Sidney Haugabrook

Profile
- Position: Defensive back

Personal information
- Born: March 11, 1982 (age 43) Duluth, Georgia, U.S.
- Height: 5 ft 11 in (1.80 m)
- Weight: 190 lb (86 kg)

Career information
- College: Delaware

Career history
- 2005: Hamilton Tiger-Cats
- 2006: Winnipeg Blue Bombers*
- 2006: Memphis Xplorers
- 2007: Las Vegas Gladiators
- 2008: Columbus Destroyers
- * Offseason and/or practice squad member only

= Sidney Haugabrook =

American gridiron football player (born 1982)

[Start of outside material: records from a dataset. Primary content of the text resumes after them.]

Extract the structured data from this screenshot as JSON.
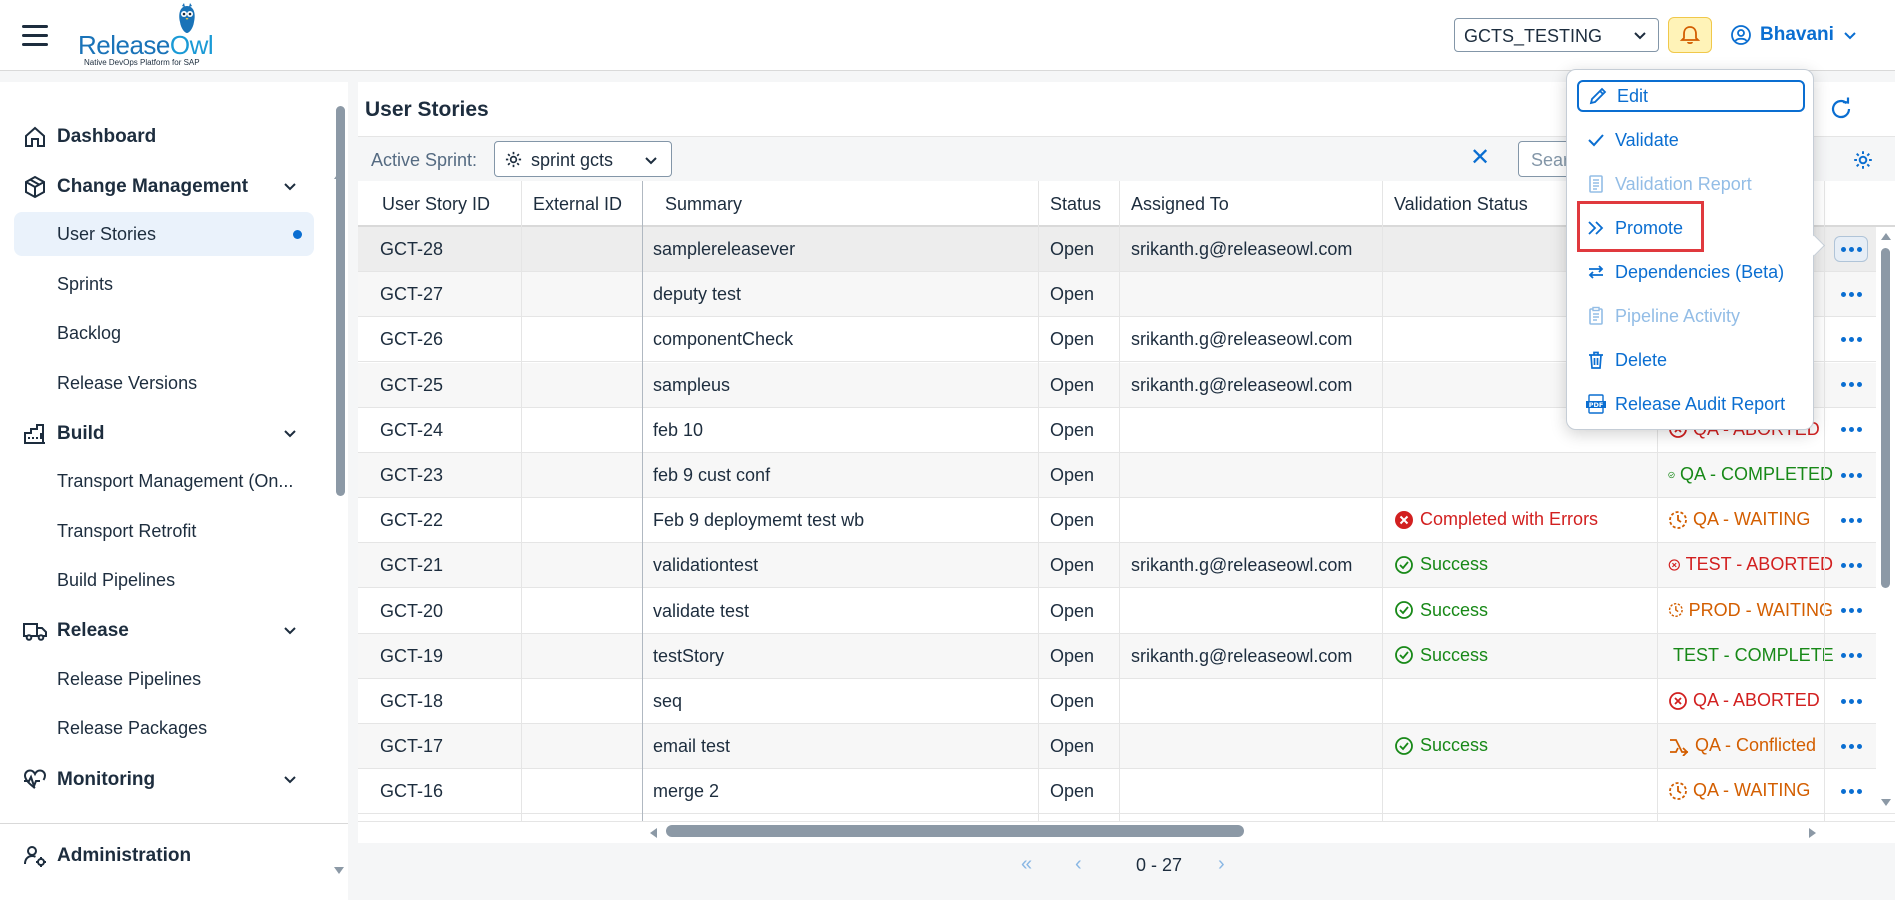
{
  "header": {
    "logo_main": "Release",
    "logo_accent": "Owl",
    "logo_sub": "Native DevOps Platform for SAP",
    "system_select": "GCTS_TESTING",
    "user_name": "Bhavani"
  },
  "sidebar": {
    "groups": [
      {
        "label": "Dashboard",
        "icon": "home-icon"
      },
      {
        "label": "Change Management",
        "icon": "box-icon"
      },
      {
        "label": "Build",
        "icon": "factory-icon"
      },
      {
        "label": "Release",
        "icon": "truck-icon"
      },
      {
        "label": "Monitoring",
        "icon": "heart-pulse-icon"
      },
      {
        "label": "Administration",
        "icon": "user-settings-icon"
      }
    ],
    "items": [
      {
        "label": "User Stories"
      },
      {
        "label": "Sprints"
      },
      {
        "label": "Backlog"
      },
      {
        "label": "Release Versions"
      },
      {
        "label": "Transport Management (On..."
      },
      {
        "label": "Transport Retrofit"
      },
      {
        "label": "Build Pipelines"
      },
      {
        "label": "Release Pipelines"
      },
      {
        "label": "Release Packages"
      }
    ]
  },
  "main": {
    "title": "User Stories",
    "sprint_label": "Active Sprint:",
    "sprint_value": "sprint gcts",
    "search_placeholder": "Search",
    "clear_symbol": "✕",
    "columns": [
      "User Story ID",
      "External ID",
      "Summary",
      "Status",
      "Assigned To",
      "Validation Status"
    ],
    "rows": [
      {
        "id": "GCT-28",
        "ext": "",
        "summary": "samplereleasever",
        "status": "Open",
        "assigned": "srikanth.g@releaseowl.com",
        "validation": "",
        "validation_type": "",
        "pipeline": "",
        "pipeline_type": ""
      },
      {
        "id": "GCT-27",
        "ext": "",
        "summary": "deputy test",
        "status": "Open",
        "assigned": "",
        "validation": "",
        "validation_type": "",
        "pipeline": "",
        "pipeline_type": ""
      },
      {
        "id": "GCT-26",
        "ext": "",
        "summary": "componentCheck",
        "status": "Open",
        "assigned": "srikanth.g@releaseowl.com",
        "validation": "",
        "validation_type": "",
        "pipeline": "",
        "pipeline_type": ""
      },
      {
        "id": "GCT-25",
        "ext": "",
        "summary": "sampleus",
        "status": "Open",
        "assigned": "srikanth.g@releaseowl.com",
        "validation": "",
        "validation_type": "",
        "pipeline": "",
        "pipeline_type": ""
      },
      {
        "id": "GCT-24",
        "ext": "",
        "summary": "feb 10",
        "status": "Open",
        "assigned": "",
        "validation": "",
        "validation_type": "",
        "pipeline": "QA - ABORTED",
        "pipeline_type": "aborted"
      },
      {
        "id": "GCT-23",
        "ext": "",
        "summary": "feb 9 cust conf",
        "status": "Open",
        "assigned": "",
        "validation": "",
        "validation_type": "",
        "pipeline": "QA - COMPLETED",
        "pipeline_type": "completed"
      },
      {
        "id": "GCT-22",
        "ext": "",
        "summary": "Feb 9 deploymemt test wb",
        "status": "Open",
        "assigned": "",
        "validation": "Completed with Errors",
        "validation_type": "error",
        "pipeline": "QA - WAITING",
        "pipeline_type": "waiting"
      },
      {
        "id": "GCT-21",
        "ext": "",
        "summary": "validationtest",
        "status": "Open",
        "assigned": "srikanth.g@releaseowl.com",
        "validation": "Success",
        "validation_type": "success",
        "pipeline": "TEST - ABORTED",
        "pipeline_type": "aborted"
      },
      {
        "id": "GCT-20",
        "ext": "",
        "summary": "validate test",
        "status": "Open",
        "assigned": "",
        "validation": "Success",
        "validation_type": "success",
        "pipeline": "PROD - WAITING",
        "pipeline_type": "waiting"
      },
      {
        "id": "GCT-19",
        "ext": "",
        "summary": "testStory",
        "status": "Open",
        "assigned": "srikanth.g@releaseowl.com",
        "validation": "Success",
        "validation_type": "success",
        "pipeline": "TEST - COMPLETED",
        "pipeline_type": "completed"
      },
      {
        "id": "GCT-18",
        "ext": "",
        "summary": "seq",
        "status": "Open",
        "assigned": "",
        "validation": "",
        "validation_type": "",
        "pipeline": "QA - ABORTED",
        "pipeline_type": "aborted"
      },
      {
        "id": "GCT-17",
        "ext": "",
        "summary": "email test",
        "status": "Open",
        "assigned": "",
        "validation": "Success",
        "validation_type": "success",
        "pipeline": "QA - Conflicted",
        "pipeline_type": "conflicted"
      },
      {
        "id": "GCT-16",
        "ext": "",
        "summary": "merge 2",
        "status": "Open",
        "assigned": "",
        "validation": "",
        "validation_type": "",
        "pipeline": "QA - WAITING",
        "pipeline_type": "waiting"
      }
    ],
    "pager": "0 - 27"
  },
  "menu": {
    "items": [
      {
        "label": "Edit",
        "icon": "pencil-icon",
        "disabled": false
      },
      {
        "label": "Validate",
        "icon": "checkmark-icon",
        "disabled": false
      },
      {
        "label": "Validation Report",
        "icon": "report-icon",
        "disabled": true
      },
      {
        "label": "Promote",
        "icon": "double-chevron-right-icon",
        "disabled": false
      },
      {
        "label": "Dependencies (Beta)",
        "icon": "swap-arrows-icon",
        "disabled": false
      },
      {
        "label": "Pipeline Activity",
        "icon": "clipboard-icon",
        "disabled": true
      },
      {
        "label": "Delete",
        "icon": "trash-icon",
        "disabled": false
      },
      {
        "label": "Release Audit Report",
        "icon": "pdf-icon",
        "disabled": false
      }
    ]
  },
  "colors": {
    "accent": "#0a6ed1",
    "success": "#188918",
    "error": "#d22020",
    "waiting": "#d35e00",
    "highlight": "#e0393e"
  }
}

Sidney Haugabrook (born March 11, 1982) is an American former professional football defensive back who played for one season in the Canadian Football League (CFL) for the Hamilton Tiger-Cats and two seasons in the Arena Football League (AFL) for the Las Vegas Gladiators and Columbus Destroyers. He played college football for Delaware.

==Professional career==
===Canadian Football League===
Haugabrook was signed by the Hamilton Tiger-Cats of the Canadian Football League (CFL) as an undrafted free agent on September 4, 2005. He was released from the active roster on October 9, and re-signed to the team's practice roster on October 13. He was promoted to the active roster on October 20 where he remained for the rest of the 2005 season. He was re-signed to a contract on April 24, 2006, but was released on May 10 before the start of the season. He signed with the Winnipeg Blue Bombers on May 21, 2006, but was released during final roster cuts on June 10.

===Arena Football League===
Haugabrook signed with the Memphis Xplorers of the af2 on June 22, 2006. After the 2006 season, he signed with the Las Vegas Gladiators of the Arena Football League on October 13, 2006, but was waived during final roster cuts on February 24, 2007. He was subsequently signed to the team's practice squad on February 26. He was promoted to the active roster on March 22, but was waived again on April 5. He was re-signed to the practice squad on April 12, and promoted to the active roster again on April 19. The Gladiators moved to Cleveland, Ohio, on October 16, 2007, after the 2007 season, to become the Cleveland Gladiators, but Haugabrook was waived on October 26, 2007.

Haugabrook was awarded off waivers to the Columbus Destroyers on October 29, 2007. He was waived on April 4, 2008, and re-signed on April 18. He was waived again on May 6, 2008.